No fim dos anos 50, houve um marco nos caminhos da música popular brasileira. Em 1958, quando o jazz americano com suas guitarras elétricas e baterias entrava no cerne da pequena burguesia brasileira, um jovem juazeirense, franzino e de voz sussurrante, chamado João Gilberto, lançava seu revolucionário álbum, “Chega de Saudade”.

De maneira tímida e de pouca volúpia midiática, quando as rádios não mais granjeavam tantas vozes do samba, o produtor musical Aloysio de Oliveira, admirador de choros e maxixes, surge com uma ideia que provavelmente pouco daria certo, mas a sua ousadia melódica faria diferença em cada nota ou semitonada proposta naquele tempo. Resolveu juntar dois sambistas de estirpe invejável, um com sua voz intimidadora, de arrepiar os pelos dos braços com sua simplicidade genial: o baiano Dorival Caymmi; o outro, com seu toque de piano, deixaria tudo mais calmo e harmonizado: o mineiro Ary Barroso. Aloysio o fez, concretou sua audácia, e nasceu, em 1958, pela Odeon: “Ary Caymmi e Dorival Barroso: um interpreta o outro”, um joguete com os nomes dos sambistas. Como o próprio diz na contracapa do disco, “um acontecimento inesquecível por muitas e muitas gerações” (MARQUES FILHO, B.P., 2008).

"No inicio do ano seguinte, 1958, Caymmi mal tinha chegado de férias com a família, quando Aloysio de Oliveira o procurou com uma ideia inquietante: o produtor queria a qualquer custo promover “o encontro musical do ano”, juntando em disco Ary Barroso e Dorival Caymmi. Deu certo e, em tom profético, Aloysio escreveu na contracapa do disco que aquele seria “um acontecimento inesquecível por muitas e muitas gerações. Caymmi cantava – acompanhando-se ao violão – algumas das mais belas canções de Ary, enquanto Ary tocava o piano pérolas de Caymmi. Bahia, terra da felicidade" (MARQUES FILHO, B.P., 2008).

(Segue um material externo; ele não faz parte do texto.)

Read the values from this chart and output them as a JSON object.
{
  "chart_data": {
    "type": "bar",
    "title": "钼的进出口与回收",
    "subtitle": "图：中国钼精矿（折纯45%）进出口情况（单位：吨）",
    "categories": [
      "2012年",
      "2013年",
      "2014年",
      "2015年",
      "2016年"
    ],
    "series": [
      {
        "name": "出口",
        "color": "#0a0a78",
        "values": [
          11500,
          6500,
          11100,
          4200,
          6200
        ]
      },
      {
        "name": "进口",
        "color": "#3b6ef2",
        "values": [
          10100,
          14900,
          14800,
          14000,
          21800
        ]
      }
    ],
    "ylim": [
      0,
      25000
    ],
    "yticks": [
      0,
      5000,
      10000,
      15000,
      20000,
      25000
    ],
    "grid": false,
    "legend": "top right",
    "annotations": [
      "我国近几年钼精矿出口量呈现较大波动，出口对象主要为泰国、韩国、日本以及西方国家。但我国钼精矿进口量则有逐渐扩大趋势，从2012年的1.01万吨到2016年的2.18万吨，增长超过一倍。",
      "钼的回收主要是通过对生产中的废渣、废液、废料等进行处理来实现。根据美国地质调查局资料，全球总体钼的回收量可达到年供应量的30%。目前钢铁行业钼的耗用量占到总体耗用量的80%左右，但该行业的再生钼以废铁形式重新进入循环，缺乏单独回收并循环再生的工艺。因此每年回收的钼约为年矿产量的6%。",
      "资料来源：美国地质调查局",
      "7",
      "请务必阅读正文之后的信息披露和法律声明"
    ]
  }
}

Oliveira estava correto e o álbum atravessou gerações, além de ter sido inquietante para a crítica brasileira daquele momento, que resolveu dar uma atenção a mais a ele, esquecendo ao menos por uma nota de jornal o grande “Chega de Saudade”. Maravilha! Voltou-se ao samba: o baiano e o mineiro protagonizaram bons conteúdos para aqueles que investigaram como um interpretou o outro, a exemplo de Stella Caymmi, que em seu “Dorival Caymmi: o mar e o tempo”, discorreu que os dois ao menos chegaram a se encontrar nos estúdios pela falta de agenda de Ary. Como se não bastasse, outras querelas foram protagonizadas pelos atores principais do disco. Em entrevista à Revista da Semana, Ary Barroso acusa Caymmi de plágio, este último, no entanto, acaba por escrever uma carta ao parceiro de capa, onde retrata-se de tal feito; mais uma rusga detectavam os jornalistas! Uma outra contenda ocorre com a trilha sonora do filme “Banana da Terra”, onde estava estipulado um samba de Ary Barroso o qual foi substituído por um de Dorival Caymmi. Apesar das controvérsias entre os dois, o álbum saiu, e talvez o arranca rabo fora o tempero necessário para a sublime obra.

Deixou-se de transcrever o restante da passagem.